“Introduction”
I’m relatively new to C++. I went through all the basic stuff and managed to build 2-3 simple interpreters for my programming languages.
The first thing that gave and still gives me a headache: Implementing the type system of my language in C++
Think of that: Ruby, Python, PHP and Co. have a lot of built-in types which obviously are implemented in C.
So what I first tried was to make it possible to give a value in my language three possible types: Int, String and Nil.
I came up with this:
enum ValueType
{
Int, String, Nil
};
class Value
{
public:
ValueType type;
int intVal;
string stringVal;
};
Yeah, wow, I know. It was extremely slow to pass this class around as the string allocator had to be called all the time.
Next time I’ve tried something similar to this:
enum ValueType
{
Int, String, Nil
};
extern string stringTable[255];
class Value
{
public:
ValueType type;
int index;
};
I would store all strings in stringTable and write their position to index. If the type of Value was Int, I just stored the integer in index, it wouldn’t make sense at all using an int index to access another int, or?
Anyways, the above gave me a headache too. After some time, accessing the string from the table here, referencing it there and copying it over there grew over my head – I lost control. I had to put the interpreter draft down.

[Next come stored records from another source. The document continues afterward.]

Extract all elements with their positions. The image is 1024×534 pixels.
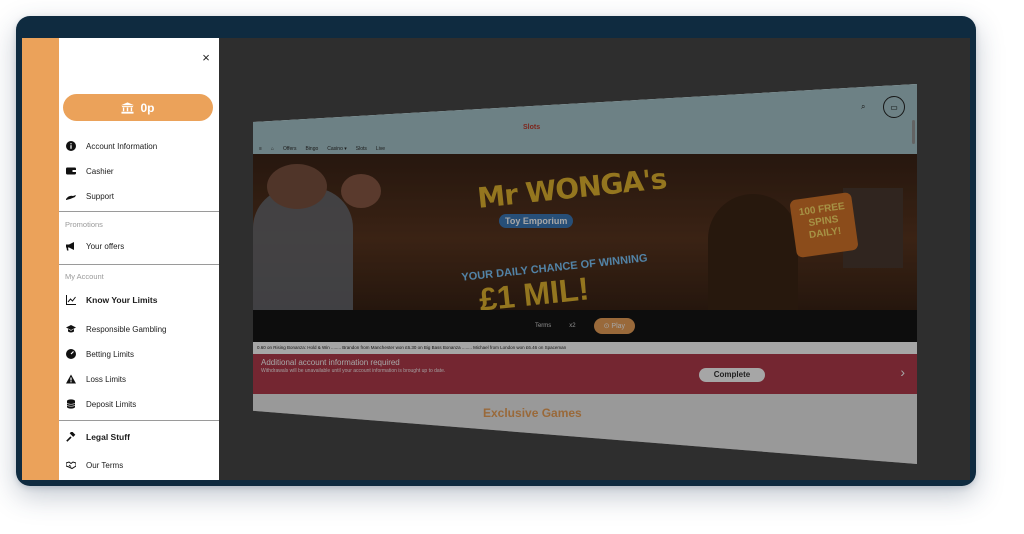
free-spins-badge: 100 FREE SPINS DAILY! xyxy=(789,191,859,259)
menu-item-our-terms[interactable]: Our Terms xyxy=(65,456,123,474)
scrollbar[interactable] xyxy=(912,120,915,144)
nav-live[interactable]: Live xyxy=(376,146,385,152)
promo-banner[interactable]: 100 FREE SPINS DAILY! Mr WONGA's Toy Emp… xyxy=(253,154,917,348)
warning-icon xyxy=(65,374,76,385)
device-frame: × 0p Account Information Cashier Support… xyxy=(16,16,976,486)
play-button[interactable]: ⊙ Play xyxy=(593,318,636,334)
menu-item-label: Deposit Limits xyxy=(86,399,137,409)
nav-slots[interactable]: Slots xyxy=(356,146,367,152)
menu-item-loss-limits[interactable]: Loss Limits xyxy=(65,370,126,388)
menu-item-support[interactable]: Support xyxy=(65,187,114,205)
banner-subtitle: Toy Emporium xyxy=(499,214,574,228)
account-alert[interactable]: Additional account information required … xyxy=(253,354,917,394)
menu-item-label: Know Your Limits xyxy=(86,295,158,305)
chevron-right-icon[interactable]: › xyxy=(900,364,905,380)
menu-item-label: Your offers xyxy=(86,241,125,251)
nav-menu-icon[interactable]: ≡ xyxy=(259,146,262,152)
character-head xyxy=(267,164,327,209)
nav-offers[interactable]: Offers xyxy=(283,146,297,152)
winners-ticker: 0.60 on Rising Bonanza: Hold & Win .....… xyxy=(253,342,917,354)
search-icon[interactable]: ⌕ xyxy=(861,102,871,112)
site-preview: Slots ≡ ⌂ Offers Bingo Casino ▾ Slots Li… xyxy=(253,84,917,464)
alert-title: Additional account information required xyxy=(261,358,400,367)
section-heading-my-account: My Account xyxy=(65,272,104,281)
support-icon xyxy=(65,191,76,202)
divider xyxy=(59,420,219,421)
menu-item-label: Our Terms xyxy=(86,460,124,470)
site-logo: Slots xyxy=(523,124,541,131)
menu-item-deposit-limits[interactable]: Deposit Limits xyxy=(65,395,136,413)
close-button[interactable]: × xyxy=(199,51,213,65)
site-page: Slots ≡ ⌂ Offers Bingo Casino ▾ Slots Li… xyxy=(253,84,917,464)
banner-title: Mr WONGA's xyxy=(475,162,668,215)
menu-item-label: Account Information xyxy=(86,141,158,151)
menu-item-responsible-gambling[interactable]: Responsible Gambling xyxy=(65,320,167,338)
nav-bingo[interactable]: Bingo xyxy=(305,146,318,152)
menu-item-betting-limits[interactable]: Betting Limits xyxy=(65,345,134,363)
handshake-icon xyxy=(65,460,76,471)
divider xyxy=(59,264,219,265)
nav-home-icon[interactable]: ⌂ xyxy=(271,146,274,152)
menu-item-label: Betting Limits xyxy=(86,349,135,359)
info-icon xyxy=(65,141,76,152)
menu-item-label: Loss Limits xyxy=(86,374,127,384)
menu-item-label: Legal Stuff xyxy=(86,432,130,442)
bonus-counter: x2 xyxy=(569,323,576,329)
wallet-icon xyxy=(65,166,76,177)
character-hand xyxy=(341,174,381,208)
menu-item-legal-stuff[interactable]: Legal Stuff xyxy=(65,428,130,446)
menu-item-account-information[interactable]: Account Information xyxy=(65,137,157,155)
complete-button[interactable]: Complete xyxy=(699,368,765,382)
menu-item-label: Responsible Gambling xyxy=(86,324,167,334)
balance-button[interactable]: 0p xyxy=(63,94,213,121)
coins-icon xyxy=(65,399,76,410)
terms-link[interactable]: Terms xyxy=(535,323,551,329)
banner-actions: Terms x2 ⊙ Play xyxy=(253,310,917,342)
nav-casino[interactable]: Casino ▾ xyxy=(327,146,346,152)
section-heading-promotions: Promotions xyxy=(65,220,103,229)
side-menu: × 0p Account Information Cashier Support… xyxy=(59,38,219,480)
section-heading-exclusive-games: Exclusive Games xyxy=(483,406,582,420)
menu-item-label: Cashier xyxy=(86,166,114,176)
site-header-icons: ⌕ ▭ xyxy=(861,96,905,118)
wallet-icon[interactable]: ▭ xyxy=(883,96,905,118)
menu-item-label: Support xyxy=(86,191,115,201)
chart-line-icon xyxy=(65,295,76,306)
site-header: Slots ≡ ⌂ Offers Bingo Casino ▾ Slots Li… xyxy=(253,84,917,154)
alert-subtitle: Withdrawals will be unavailable until yo… xyxy=(261,368,446,374)
gavel-icon xyxy=(65,432,76,443)
site-nav: ≡ ⌂ Offers Bingo Casino ▾ Slots Live xyxy=(259,146,385,152)
screen: × 0p Account Information Cashier Support… xyxy=(22,38,970,480)
menu-item-your-offers[interactable]: Your offers xyxy=(65,237,124,255)
balance-value: 0p xyxy=(140,100,155,115)
graduation-cap-icon xyxy=(65,324,76,335)
menu-item-know-your-limits[interactable]: Know Your Limits xyxy=(65,291,157,309)
gauge-icon xyxy=(65,349,76,360)
megaphone-icon xyxy=(65,241,76,252)
accent-strip xyxy=(22,38,59,480)
bank-icon xyxy=(121,101,135,114)
divider xyxy=(59,211,219,212)
menu-item-cashier[interactable]: Cashier xyxy=(65,162,114,180)
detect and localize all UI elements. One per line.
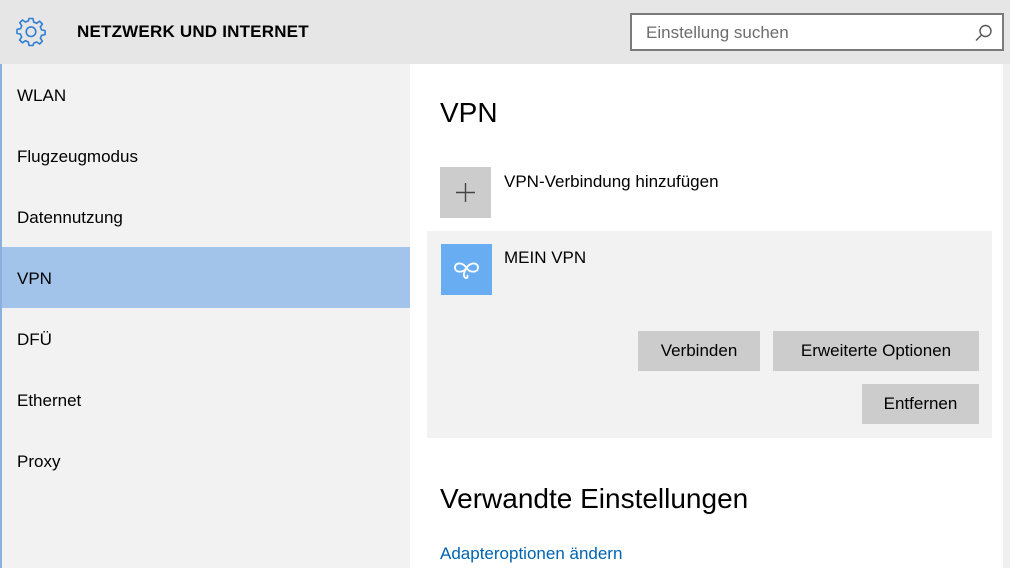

Now: Okay, so C and C++ are statically typed.
-
How do the main implementations of the languages mentioned above handle the different types in their programs (fixnums, bignums, nums, strings, arrays, resources,…)?
-
What should I do to get maximum speed with many different available types?
-
How do the solutions compare to my simplified versions above?
There are a couple of different things that you can do here. Different solutions have come up in time, and most of them require dynamic allocation of the actual datum (boost::variant can avoid using dynamically allocated memory for small objects –thanks @MSalters).
Pure C approach:
Store type information and a void pointer to memory that has to be interpreted according to the type information (usually an enum):
In C++ you can improve this approach by using classes to simplify the usage, but more importantly you can go for more complex solutions and use existing libraries as boost::any or boost::variant that offer different solutions to the same problem.
Both boost::any and boost::variant store the values in dynamically allocated memory, usually through a pointer to a virtual class in a hierarchy, and with operators that reinterpret (down casts) to the concrete types.